Изменить стиль страницы
* * *

Антон Михайлович Лункевич, в июне 1941 г. работал водителем автомашины на строительстве аэродрома, уроженец д. Винковцы:

…22 июня с утра я уехал на аэродром работать в первую смену, в то время фашистские самолеты сбросили несколько бомб на город, работа приостановилась, шофера с более чем 200 автомашин собрались около начальника транспорта, чтобы узнать причину бомбежки. В метрах двухстах от нас стояли два десятка истребителей, в которых видны были летчики.
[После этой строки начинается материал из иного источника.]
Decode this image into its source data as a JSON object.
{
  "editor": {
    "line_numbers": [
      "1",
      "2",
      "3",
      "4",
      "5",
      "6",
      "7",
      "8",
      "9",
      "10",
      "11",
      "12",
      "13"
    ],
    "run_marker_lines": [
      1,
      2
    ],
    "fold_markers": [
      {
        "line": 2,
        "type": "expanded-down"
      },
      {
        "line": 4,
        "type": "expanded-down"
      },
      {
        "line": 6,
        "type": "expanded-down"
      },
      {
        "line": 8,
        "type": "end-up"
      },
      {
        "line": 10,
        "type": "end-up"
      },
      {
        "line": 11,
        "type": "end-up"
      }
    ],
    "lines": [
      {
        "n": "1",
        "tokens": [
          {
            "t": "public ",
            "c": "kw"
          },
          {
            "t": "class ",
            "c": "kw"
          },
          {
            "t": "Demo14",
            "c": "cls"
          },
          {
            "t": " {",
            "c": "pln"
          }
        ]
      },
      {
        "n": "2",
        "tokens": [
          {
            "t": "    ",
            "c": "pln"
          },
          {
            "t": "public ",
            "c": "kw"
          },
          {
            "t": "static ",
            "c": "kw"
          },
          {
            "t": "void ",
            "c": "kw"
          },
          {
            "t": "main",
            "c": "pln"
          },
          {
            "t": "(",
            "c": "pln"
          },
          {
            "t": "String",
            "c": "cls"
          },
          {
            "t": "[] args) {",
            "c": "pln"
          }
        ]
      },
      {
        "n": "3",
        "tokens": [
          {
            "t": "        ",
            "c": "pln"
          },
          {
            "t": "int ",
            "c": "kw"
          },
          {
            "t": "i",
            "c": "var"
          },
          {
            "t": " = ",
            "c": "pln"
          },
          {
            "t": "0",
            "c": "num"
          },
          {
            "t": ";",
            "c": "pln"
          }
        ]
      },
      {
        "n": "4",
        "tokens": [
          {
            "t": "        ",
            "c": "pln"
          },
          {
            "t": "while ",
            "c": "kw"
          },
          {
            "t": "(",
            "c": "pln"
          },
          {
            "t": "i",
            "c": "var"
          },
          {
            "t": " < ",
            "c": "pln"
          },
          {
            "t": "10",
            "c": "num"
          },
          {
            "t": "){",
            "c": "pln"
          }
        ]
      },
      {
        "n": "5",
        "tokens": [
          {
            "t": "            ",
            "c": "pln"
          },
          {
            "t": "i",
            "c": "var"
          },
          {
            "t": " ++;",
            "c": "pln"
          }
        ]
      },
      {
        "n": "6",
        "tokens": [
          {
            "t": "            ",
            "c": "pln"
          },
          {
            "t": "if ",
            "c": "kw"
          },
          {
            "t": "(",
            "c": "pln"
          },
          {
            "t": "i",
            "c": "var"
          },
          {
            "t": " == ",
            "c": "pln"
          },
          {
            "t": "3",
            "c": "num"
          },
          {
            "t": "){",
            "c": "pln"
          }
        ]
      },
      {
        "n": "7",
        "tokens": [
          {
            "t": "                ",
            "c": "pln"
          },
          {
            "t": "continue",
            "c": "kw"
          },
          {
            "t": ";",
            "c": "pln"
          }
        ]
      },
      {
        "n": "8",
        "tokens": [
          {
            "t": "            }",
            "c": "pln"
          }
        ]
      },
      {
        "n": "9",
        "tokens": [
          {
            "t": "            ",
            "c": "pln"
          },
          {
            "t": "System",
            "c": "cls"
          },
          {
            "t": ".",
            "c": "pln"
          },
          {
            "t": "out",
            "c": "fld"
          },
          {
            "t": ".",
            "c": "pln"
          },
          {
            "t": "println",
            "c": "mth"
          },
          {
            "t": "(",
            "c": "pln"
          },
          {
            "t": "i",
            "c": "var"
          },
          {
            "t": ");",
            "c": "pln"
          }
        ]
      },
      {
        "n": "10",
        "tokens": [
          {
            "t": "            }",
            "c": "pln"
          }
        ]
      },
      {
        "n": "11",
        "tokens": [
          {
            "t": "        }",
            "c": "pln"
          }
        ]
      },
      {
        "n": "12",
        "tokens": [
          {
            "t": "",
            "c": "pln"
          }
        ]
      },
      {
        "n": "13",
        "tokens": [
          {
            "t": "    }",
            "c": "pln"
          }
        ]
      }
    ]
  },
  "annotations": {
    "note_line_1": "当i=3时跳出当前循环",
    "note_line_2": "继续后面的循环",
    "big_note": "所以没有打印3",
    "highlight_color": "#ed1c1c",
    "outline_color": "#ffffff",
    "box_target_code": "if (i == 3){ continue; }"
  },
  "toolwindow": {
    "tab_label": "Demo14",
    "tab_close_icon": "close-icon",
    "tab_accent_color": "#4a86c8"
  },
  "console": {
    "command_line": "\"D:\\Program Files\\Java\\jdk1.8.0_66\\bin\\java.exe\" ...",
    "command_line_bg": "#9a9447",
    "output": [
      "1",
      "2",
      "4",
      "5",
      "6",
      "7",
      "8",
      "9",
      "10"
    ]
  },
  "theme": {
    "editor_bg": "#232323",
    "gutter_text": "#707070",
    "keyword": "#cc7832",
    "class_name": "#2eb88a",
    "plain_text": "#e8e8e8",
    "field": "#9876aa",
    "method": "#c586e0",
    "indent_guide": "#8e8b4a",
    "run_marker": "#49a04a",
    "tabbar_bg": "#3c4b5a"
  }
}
Поразительно, что ни один из истребителей, в которых находились пилоты, не взлетел. Причин этого могло быть лишь две: либо у них в баках не было бензина, либо им был дан приказ, запрещающий взлетать.

…В этот момент послышался шум в воздухе. Я повернул голову в ту сторону и увидел около сотни мессершмитов. Они начали обстреливать наши истребители. Шоферы все бросились в ближайший лес, я схоронился под своим АМО-3. Наши ястребки начали взлетать в воздух (все-таки нарушили приказ? – А. О.). Три из них загорелись. Мессершмиты ушли. Я вылез из-под кузова и побежал спасать раненых летчиков. Одного раненого вытащил из горящего самолета. В это время появились двое молодых ребят-стажеров, мы с помощью летчиков загрузили раненых, и я отвез их в госпиталь в Лиде. Когда вернулся обратно, узнал, что несколько наших автомашин уехали в сторону Баранович. На аэродроме застал только 6 стажеров, которые ждали распоряжений. Я с ними погрузил три бочки бензина и бочку автола, забрал стажеров в кузов, тут опять началась бомбежка аэродрома, бомбы начали падать на автопарк, я нажал газ «до доски» и выскочил с опасного места. Приехал в военкомат к майору Цыганкову с целью вступить в армию, но он меня отправил подальше в тыл. На второй день утром я догнал восемь наших автомашин у самого г. Барановичи.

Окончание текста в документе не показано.